Ele e os seus chefes têm um acordo. Enquanto eles cumprirem a sua parte do combinado, ele cumpri-la-á também. – O que é que ela fez? – pergunta ele, ao contrário do que lhe é habitual. Porventura por ser mulher. Porventura por o Homem das Entregas ser a primeira pessoa com quem fala há muito tempo.
– Não sei – responde o HE, e o HL acredita nele.
Sobe para a moto 4 e o HE ajuda-o a ajeitar o corpo à sua frente. Corpo soa melhor do que mulher.
– Põe também o cinto de segurança – diz. – É melhor, não é, queridinha? Não queremos que caias.
Ergue a mão numa despedida e conduz de regresso à cabana.
Enquanto cobre de novo o veículo com a camuflagem, o corpo fica de pé, amarrado a uma árvore. Não está completamente silencioso. Solta pequenos gemidos, como um gato doente. Gatos doentes têm de ser abatidos. Continua a não se avistar águias-pesqueiras.
– Vamos lá – diz ele, e empurra o corpo diante de si. Nota que não está tão em forma como ele próprio. No último troço do caminho tem de lhe dar pontapés nas patas traseiras, para que os pés se mantenham em movimento.
De costume não leva corpos para dentro da cabana. Esta é uma exceção. Empurra-o para a cama e puxa uma cadeira para si próprio.
– Lazer antes do trabalho, pode ser? – pergunta ele ao corpo. – E talvez pôr mais uns cavacos no lume: não achas que está frio aqui?
O gato geme. Ele sente-se ficar duro. Afinal de contas, uma mulher é uma mulher.
Arranca as calças e as cuecas do corpo. Fica excitado ao ver o que ela tem debaixo dos trapos. É um corpo relativamente jovem. Uns trinta e cinco anos, talvez. No máximo, quarenta. A idade não importa.
Começa por pensar que levará o seu tempo, apreciará as vistas, por assim dizer, mas está demasiado aceso para ser paciente. Rasga um pedaço de película aderente, sabe-se lá que merdas ela pode ter, enrola-o umas duas vezes à volta da ereção e posiciona o corpo para ficar num ângulo perfeito para a penetração.

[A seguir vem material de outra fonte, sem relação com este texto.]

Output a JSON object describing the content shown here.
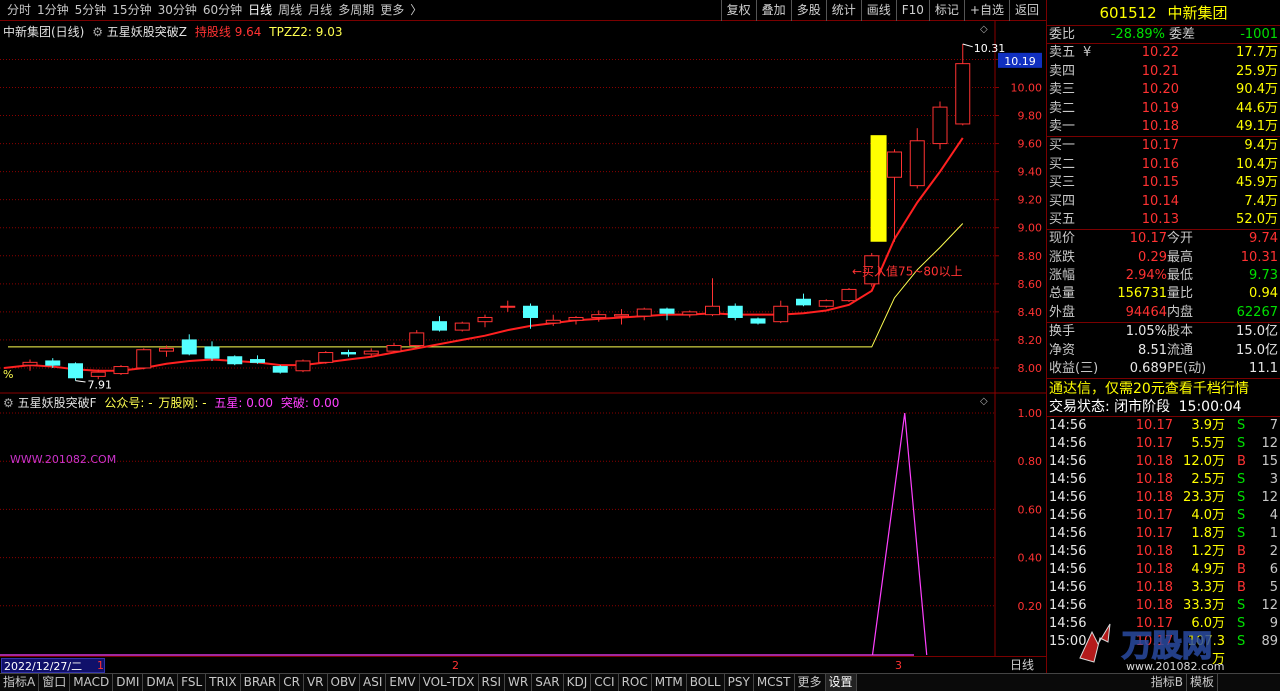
{
  "toolbar": {
    "periods": [
      "分时",
      "1分钟",
      "5分钟",
      "15分钟",
      "30分钟",
      "60分钟",
      "日线",
      "周线",
      "月线",
      "多周期",
      "更多"
    ],
    "active_period_index": 6,
    "more_arrow": "〉",
    "buttons": [
      "复权",
      "叠加",
      "多股",
      "统计",
      "画线",
      "F10",
      "标记",
      "+自选",
      "返回"
    ]
  },
  "main_pane": {
    "stock_label": "中新集团(日线)",
    "indicator_name": "五星妖股突破Z",
    "hold_label": "持股线",
    "hold_value": "9.64",
    "tpzz2_label": "TPZZ2:",
    "tpzz2_value": "9.03",
    "percent_sign": "%",
    "high_marker": "10.31",
    "low_marker": "7.91",
    "current_price_tag": "10.19",
    "annotation": "←买入值75~80以上",
    "y_ticks": [
      "10.20",
      "10.00",
      "9.80",
      "9.60",
      "9.40",
      "9.20",
      "9.00",
      "8.80",
      "8.60",
      "8.40",
      "8.20",
      "8.00"
    ]
  },
  "sub_pane": {
    "indicator_name": "五星妖股突破F",
    "public_label": "公众号:",
    "public_value": "-",
    "site_label": "万股网:",
    "site_value": "-",
    "star_label": "五星:",
    "star_value": "0.00",
    "breakout_label": "突破:",
    "breakout_value": "0.00",
    "watermark_url": "WWW.201082.COM",
    "y_ticks": [
      "1.00",
      "0.80",
      "0.60",
      "0.40",
      "0.20"
    ]
  },
  "period_strip": {
    "date": "2022/12/27/二",
    "marks": [
      "1",
      "2",
      "3"
    ],
    "daily_label": "日线"
  },
  "tabs": [
    "指标A",
    "窗口",
    "MACD",
    "DMI",
    "DMA",
    "FSL",
    "TRIX",
    "BRAR",
    "CR",
    "VR",
    "OBV",
    "ASI",
    "EMV",
    "VOL-TDX",
    "RSI",
    "WR",
    "SAR",
    "KDJ",
    "CCI",
    "ROC",
    "MTM",
    "BOLL",
    "PSY",
    "MCST",
    "更多",
    "设置",
    "指标B",
    "模板"
  ],
  "selected_tab_index": 25,
  "quote": {
    "code": "601512",
    "name": "中新集团",
    "weibi_label": "委比",
    "weibi_value": "-28.89%",
    "weicha_label": "委差",
    "weicha_value": "-1001",
    "yen": "¥",
    "asks": [
      {
        "label": "卖五",
        "price": "10.22",
        "vol": "17.7万"
      },
      {
        "label": "卖四",
        "price": "10.21",
        "vol": "25.9万"
      },
      {
        "label": "卖三",
        "price": "10.20",
        "vol": "90.4万"
      },
      {
        "label": "卖二",
        "price": "10.19",
        "vol": "44.6万"
      },
      {
        "label": "卖一",
        "price": "10.18",
        "vol": "49.1万"
      }
    ],
    "bids": [
      {
        "label": "买一",
        "price": "10.17",
        "vol": "9.4万"
      },
      {
        "label": "买二",
        "price": "10.16",
        "vol": "10.4万"
      },
      {
        "label": "买三",
        "price": "10.15",
        "vol": "45.9万"
      },
      {
        "label": "买四",
        "price": "10.14",
        "vol": "7.4万"
      },
      {
        "label": "买五",
        "price": "10.13",
        "vol": "52.0万"
      }
    ],
    "stats": [
      {
        "l1": "现价",
        "v1": "10.17",
        "l2": "今开",
        "v2": "9.74",
        "c1": "red",
        "c2": "red"
      },
      {
        "l1": "涨跌",
        "v1": "0.29",
        "l2": "最高",
        "v2": "10.31",
        "c1": "red",
        "c2": "red"
      },
      {
        "l1": "涨幅",
        "v1": "2.94%",
        "l2": "最低",
        "v2": "9.73",
        "c1": "red",
        "c2": "green"
      },
      {
        "l1": "总量",
        "v1": "156731",
        "l2": "量比",
        "v2": "0.94",
        "c1": "yellow",
        "c2": "yellow"
      },
      {
        "l1": "外盘",
        "v1": "94464",
        "l2": "内盘",
        "v2": "62267",
        "c1": "red",
        "c2": "green"
      }
    ],
    "fundamentals": [
      {
        "l1": "换手",
        "v1": "1.05%",
        "l2": "股本",
        "v2": "15.0亿"
      },
      {
        "l1": "净资",
        "v1": "8.51",
        "l2": "流通",
        "v2": "15.0亿"
      },
      {
        "l1": "收益(三)",
        "v1": "0.689",
        "l2": "PE(动)",
        "v2": "11.1"
      }
    ],
    "ad_text": "通达信，仅需20元查看千档行情",
    "trade_state_label": "交易状态:",
    "trade_state_value": "闭市阶段",
    "trade_state_time": "15:00:04"
  },
  "ticks": [
    {
      "time": "14:56",
      "price": "10.17",
      "vol": "3.9万",
      "bs": "S",
      "n": "7"
    },
    {
      "time": "14:56",
      "price": "10.17",
      "vol": "5.5万",
      "bs": "S",
      "n": "12"
    },
    {
      "time": "14:56",
      "price": "10.18",
      "vol": "12.0万",
      "bs": "B",
      "n": "15"
    },
    {
      "time": "14:56",
      "price": "10.18",
      "vol": "2.5万",
      "bs": "S",
      "n": "3"
    },
    {
      "time": "14:56",
      "price": "10.18",
      "vol": "23.3万",
      "bs": "S",
      "n": "12"
    },
    {
      "time": "14:56",
      "price": "10.17",
      "vol": "4.0万",
      "bs": "S",
      "n": "4"
    },
    {
      "time": "14:56",
      "price": "10.17",
      "vol": "1.8万",
      "bs": "S",
      "n": "1"
    },
    {
      "time": "14:56",
      "price": "10.18",
      "vol": "1.2万",
      "bs": "B",
      "n": "2"
    },
    {
      "time": "14:56",
      "price": "10.18",
      "vol": "4.9万",
      "bs": "B",
      "n": "6"
    },
    {
      "time": "14:56",
      "price": "10.18",
      "vol": "3.3万",
      "bs": "B",
      "n": "5"
    },
    {
      "time": "14:56",
      "price": "10.18",
      "vol": "33.3万",
      "bs": "S",
      "n": "12"
    },
    {
      "time": "14:56",
      "price": "10.17",
      "vol": "6.0万",
      "bs": "S",
      "n": "9"
    },
    {
      "time": "15:00",
      "price": "10.17",
      "vol": "107.3万",
      "bs": "S",
      "n": "89"
    }
  ],
  "watermark": {
    "brand": "万股网",
    "url": "www.201082.com"
  },
  "colors": {
    "up": "#ff3232",
    "down": "#54ffff",
    "ma_red": "#ff2020",
    "ma_yellow": "#ffff50",
    "signal_bar": "#ffff00",
    "spike": "#ff40ff",
    "grid": "#8a0000"
  },
  "chart_data": {
    "type": "candlestick",
    "ylim": [
      7.85,
      10.36
    ],
    "candles": [
      {
        "o": 8.02,
        "h": 8.06,
        "l": 7.98,
        "c": 8.04,
        "up": true
      },
      {
        "o": 8.05,
        "h": 8.07,
        "l": 8.0,
        "c": 8.02,
        "up": false
      },
      {
        "o": 8.03,
        "h": 8.04,
        "l": 7.91,
        "c": 7.93,
        "up": false
      },
      {
        "o": 7.94,
        "h": 7.99,
        "l": 7.92,
        "c": 7.97,
        "up": true
      },
      {
        "o": 7.96,
        "h": 8.02,
        "l": 7.95,
        "c": 8.01,
        "up": true
      },
      {
        "o": 8.0,
        "h": 8.14,
        "l": 7.99,
        "c": 8.13,
        "up": true
      },
      {
        "o": 8.12,
        "h": 8.16,
        "l": 8.08,
        "c": 8.14,
        "up": true
      },
      {
        "o": 8.2,
        "h": 8.24,
        "l": 8.09,
        "c": 8.1,
        "up": false
      },
      {
        "o": 8.15,
        "h": 8.19,
        "l": 8.05,
        "c": 8.07,
        "up": false
      },
      {
        "o": 8.08,
        "h": 8.09,
        "l": 8.02,
        "c": 8.03,
        "up": false
      },
      {
        "o": 8.06,
        "h": 8.09,
        "l": 8.03,
        "c": 8.04,
        "up": false
      },
      {
        "o": 8.01,
        "h": 8.02,
        "l": 7.96,
        "c": 7.97,
        "up": false
      },
      {
        "o": 7.98,
        "h": 8.06,
        "l": 7.97,
        "c": 8.05,
        "up": true
      },
      {
        "o": 8.04,
        "h": 8.12,
        "l": 8.03,
        "c": 8.11,
        "up": true
      },
      {
        "o": 8.11,
        "h": 8.13,
        "l": 8.08,
        "c": 8.1,
        "up": false
      },
      {
        "o": 8.1,
        "h": 8.14,
        "l": 8.08,
        "c": 8.12,
        "up": true
      },
      {
        "o": 8.12,
        "h": 8.18,
        "l": 8.11,
        "c": 8.16,
        "up": true
      },
      {
        "o": 8.16,
        "h": 8.27,
        "l": 8.15,
        "c": 8.25,
        "up": true
      },
      {
        "o": 8.27,
        "h": 8.37,
        "l": 8.26,
        "c": 8.33,
        "up": false
      },
      {
        "o": 8.27,
        "h": 8.33,
        "l": 8.26,
        "c": 8.32,
        "up": true
      },
      {
        "o": 8.33,
        "h": 8.38,
        "l": 8.29,
        "c": 8.36,
        "up": true
      },
      {
        "o": 8.44,
        "h": 8.48,
        "l": 8.4,
        "c": 8.44,
        "up": true
      },
      {
        "o": 8.44,
        "h": 8.46,
        "l": 8.28,
        "c": 8.36,
        "up": false
      },
      {
        "o": 8.34,
        "h": 8.38,
        "l": 8.3,
        "c": 8.32,
        "up": true
      },
      {
        "o": 8.34,
        "h": 8.37,
        "l": 8.31,
        "c": 8.36,
        "up": true
      },
      {
        "o": 8.36,
        "h": 8.41,
        "l": 8.33,
        "c": 8.38,
        "up": true
      },
      {
        "o": 8.38,
        "h": 8.42,
        "l": 8.31,
        "c": 8.37,
        "up": true
      },
      {
        "o": 8.37,
        "h": 8.43,
        "l": 8.34,
        "c": 8.42,
        "up": true
      },
      {
        "o": 8.42,
        "h": 8.43,
        "l": 8.34,
        "c": 8.39,
        "up": false
      },
      {
        "o": 8.38,
        "h": 8.41,
        "l": 8.36,
        "c": 8.4,
        "up": true
      },
      {
        "o": 8.38,
        "h": 8.64,
        "l": 8.37,
        "c": 8.44,
        "up": true
      },
      {
        "o": 8.44,
        "h": 8.46,
        "l": 8.34,
        "c": 8.36,
        "up": false
      },
      {
        "o": 8.35,
        "h": 8.36,
        "l": 8.31,
        "c": 8.32,
        "up": false
      },
      {
        "o": 8.33,
        "h": 8.48,
        "l": 8.32,
        "c": 8.44,
        "up": true
      },
      {
        "o": 8.49,
        "h": 8.53,
        "l": 8.44,
        "c": 8.45,
        "up": false
      },
      {
        "o": 8.44,
        "h": 8.49,
        "l": 8.43,
        "c": 8.48,
        "up": true
      },
      {
        "o": 8.48,
        "h": 8.57,
        "l": 8.47,
        "c": 8.56,
        "up": true
      },
      {
        "o": 8.6,
        "h": 8.82,
        "l": 8.58,
        "c": 8.8,
        "up": true
      },
      {
        "o": 9.36,
        "h": 9.56,
        "l": 8.9,
        "c": 9.54,
        "up": true
      },
      {
        "o": 9.3,
        "h": 9.71,
        "l": 9.28,
        "c": 9.62,
        "up": true
      },
      {
        "o": 9.6,
        "h": 9.9,
        "l": 9.56,
        "c": 9.86,
        "up": true
      },
      {
        "o": 9.74,
        "h": 10.31,
        "l": 9.73,
        "c": 10.17,
        "up": true
      }
    ],
    "ma_red": [
      8.02,
      8.01,
      7.99,
      7.98,
      7.98,
      8.0,
      8.03,
      8.05,
      8.06,
      8.05,
      8.04,
      8.02,
      8.02,
      8.04,
      8.06,
      8.08,
      8.11,
      8.14,
      8.17,
      8.2,
      8.23,
      8.27,
      8.3,
      8.32,
      8.34,
      8.35,
      8.36,
      8.37,
      8.38,
      8.38,
      8.39,
      8.38,
      8.38,
      8.38,
      8.39,
      8.41,
      8.45,
      8.55,
      8.92,
      9.18,
      9.4,
      9.64
    ],
    "ma_yellow": [
      8.15,
      8.15,
      8.15,
      8.15,
      8.15,
      8.15,
      8.15,
      8.15,
      8.15,
      8.15,
      8.15,
      8.15,
      8.15,
      8.15,
      8.15,
      8.15,
      8.15,
      8.15,
      8.15,
      8.15,
      8.15,
      8.15,
      8.15,
      8.15,
      8.15,
      8.15,
      8.15,
      8.15,
      8.15,
      8.15,
      8.15,
      8.15,
      8.15,
      8.15,
      8.15,
      8.15,
      8.15,
      8.15,
      8.5,
      8.7,
      8.86,
      9.03
    ],
    "signal_bar": {
      "index": 37.3,
      "low": 8.9,
      "high": 9.66
    },
    "sub_ylim": [
      0,
      1.05
    ],
    "sub_values": [
      0,
      0,
      0,
      0,
      0,
      0,
      0,
      0,
      0,
      0,
      0,
      0,
      0,
      0,
      0,
      0,
      0,
      0,
      0,
      0,
      0,
      0,
      0,
      0,
      0,
      0,
      0,
      0,
      0,
      0,
      0,
      0,
      0,
      0,
      0,
      0,
      0,
      0,
      1.0,
      0,
      0,
      0
    ]
  }
}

– Podes ficar uns dia na cabana, para nos conhecermos melhor – diz ele, e atrapalha-se como uma virgem num retiro da igreja. Nem chega a entrar antes de ejacular.
Depois de a respiração regressar ao normal e o desejo amainar, repara que o corpo se urinou.
Urinou-se na cama dele, o que decide tudo.
– Já não te quero conhecer melhor – declara. Puxa o fecho das suas calças e prepara o corpo para partir.
O corpo mal consegue caminhar. Ameaça desmaiar, por isso ele não o leva até tão longe como planeara. Amarra-o a uma árvore pela segunda vez e desata o cordão do saco de pano onde guarda a arma.
Contempla a bela máquina. Atarraxa o silenciador e segura a pistola entre as duas mãos, em jeito de consagração do ato que se prepara para praticar.
Miau. A gatinha não vai ter de sofrer mais.